AUTHOR=Gan Ying , Li Aolin , Liu Jun , Wang Xiaofei , Zhang Zhenan , Li Qinhan , Ye Xiongjun , Yao Lin , Zhang Qian TITLE=m6A-mRNA Methylation Regulates Gene Expression and Programmable m6A Modification of Cellular RNAs With CRISPR-Cas13b in Renal Cell Carcinoma JOURNAL=Frontiers in Genetics VOLUME=12 YEAR=2022 URL=https://www.frontiersin.org/journals/genetics/articles/10.3389/fgene.2021.795611 DOI=10.3389/fgene.2021.795611 ISSN=1664-8021 ABSTRACT=

Background: N⁶-methyladenosine (m⁶A) is the most extensive messenger RNA modification. Despite recent advances in the biological roles of m⁶A, its role in the development and progression of renal cell carcinoma (RCC) remains unclear.

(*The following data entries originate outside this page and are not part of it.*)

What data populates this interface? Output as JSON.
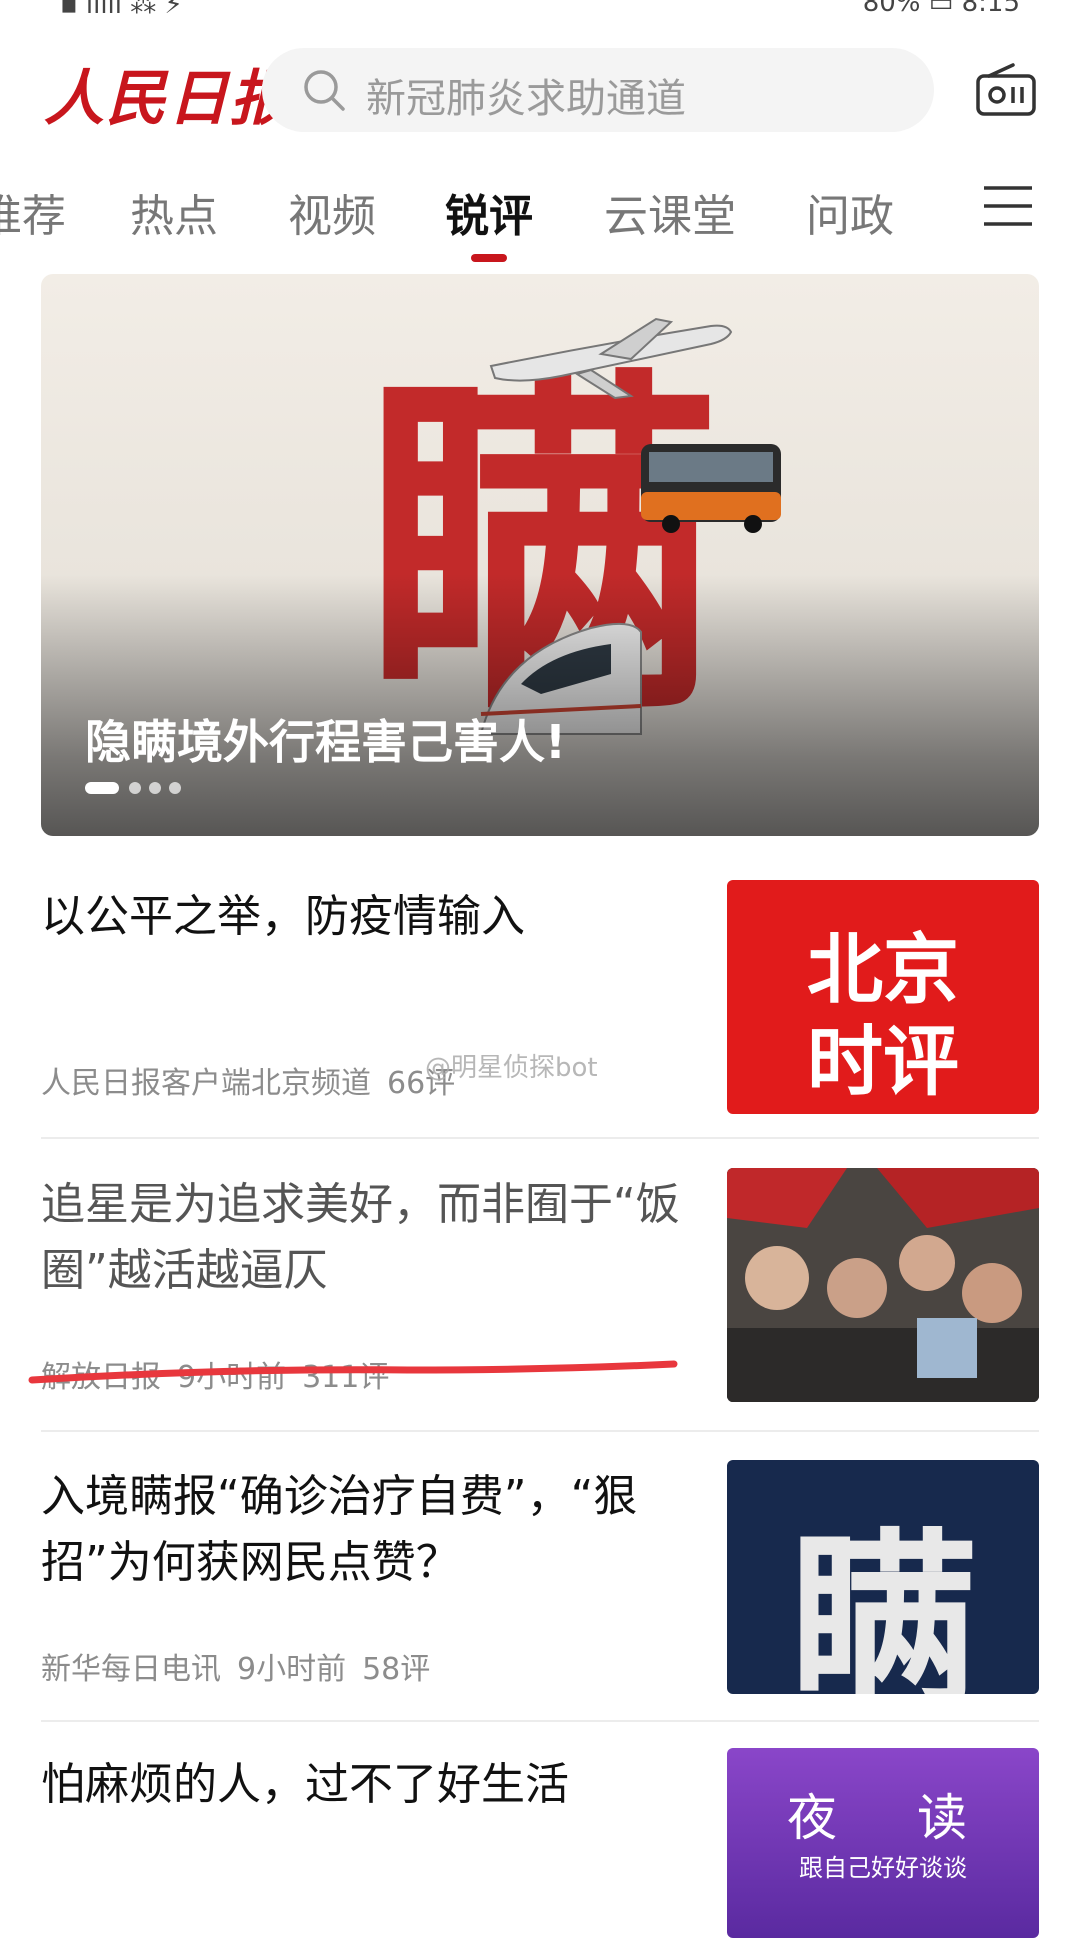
{
  "status": {
    "left": "▪ ıılll ⁂ ⚡",
    "right": "80% ▭ 8:15"
  },
  "header": {
    "logo": "人民日报",
    "search_placeholder": "新冠肺炎求助通道"
  },
  "tabs": [
    {
      "label": "推荐",
      "active": false
    },
    {
      "label": "热点",
      "active": false
    },
    {
      "label": "视频",
      "active": false
    },
    {
      "label": "锐评",
      "active": true
    },
    {
      "label": "云课堂",
      "active": false
    },
    {
      "label": "问政",
      "active": false
    }
  ],
  "banner": {
    "title": "隐瞒境外行程害己害人!",
    "graphic_text": "瞒",
    "slide": 1,
    "slide_count": 4
  },
  "articles": [
    {
      "title": "以公平之举，防疫情输入",
      "source": "人民日报客户端北京频道",
      "time": "",
      "comments": "66评",
      "thumb_text": [
        "北京",
        "时评"
      ]
    },
    {
      "title": "追星是为追求美好，而非囿于“饭圈”越活越逼仄",
      "source": "解放日报",
      "time": "9小时前",
      "comments": "311评",
      "thumb_text": []
    },
    {
      "title": "入境瞒报“确诊治疗自费”，“狠招”为何获网民点赞？",
      "source": "新华每日电讯",
      "time": "9小时前",
      "comments": "58评",
      "thumb_text": [
        "瞒"
      ]
    },
    {
      "title": "怕麻烦的人，过不了好生活",
      "source": "",
      "time": "",
      "comments": "",
      "thumb_text": [
        "夜",
        "读",
        "跟自己好好谈谈"
      ]
    }
  ],
  "watermark": "@明星侦探bot",
  "colors": {
    "brand_red": "#c8161d",
    "highlight_underline": "#e8373d",
    "night_read_purple": "#8a46c9"
  }
}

Methods: In this study, we gained the transcriptome-wide m⁶A profile and gene expression pattern in RCC and paired adjacent peritumoral tissues by meRIP-seq and RNA-seq. m⁶A modifications of mRNAs were validated by meRIP-qPCR in tissues, and targeted methylation or demethylation was validated by using a CRISPR-Cas13b-based tool in RCC cell lines.

Results: Our findings showed that there were 13,805 m⁶A peaks among 5,568 coding gene transcripts (mRNAs) in adjacent tissues and 24,730 m⁶A peaks among 6,866 mRNAs in tumor tissues. Furthermore, m⁶A modification sites were usually located in the coding sequences (CDS), and some near the start and stop codons. Gene Ontology analysis revealed that coding genes had differential N⁶-methyladenosine sites and were enriched in kidney development and cancer-related signaling pathways. We also found that different levels of m⁶A modifications could regulate gene expression.

Conclusion: In summary, our results provided evidence for studying the potential function of RNA m⁶A modification and m⁶A-mediated gene expression regulation in human RCC.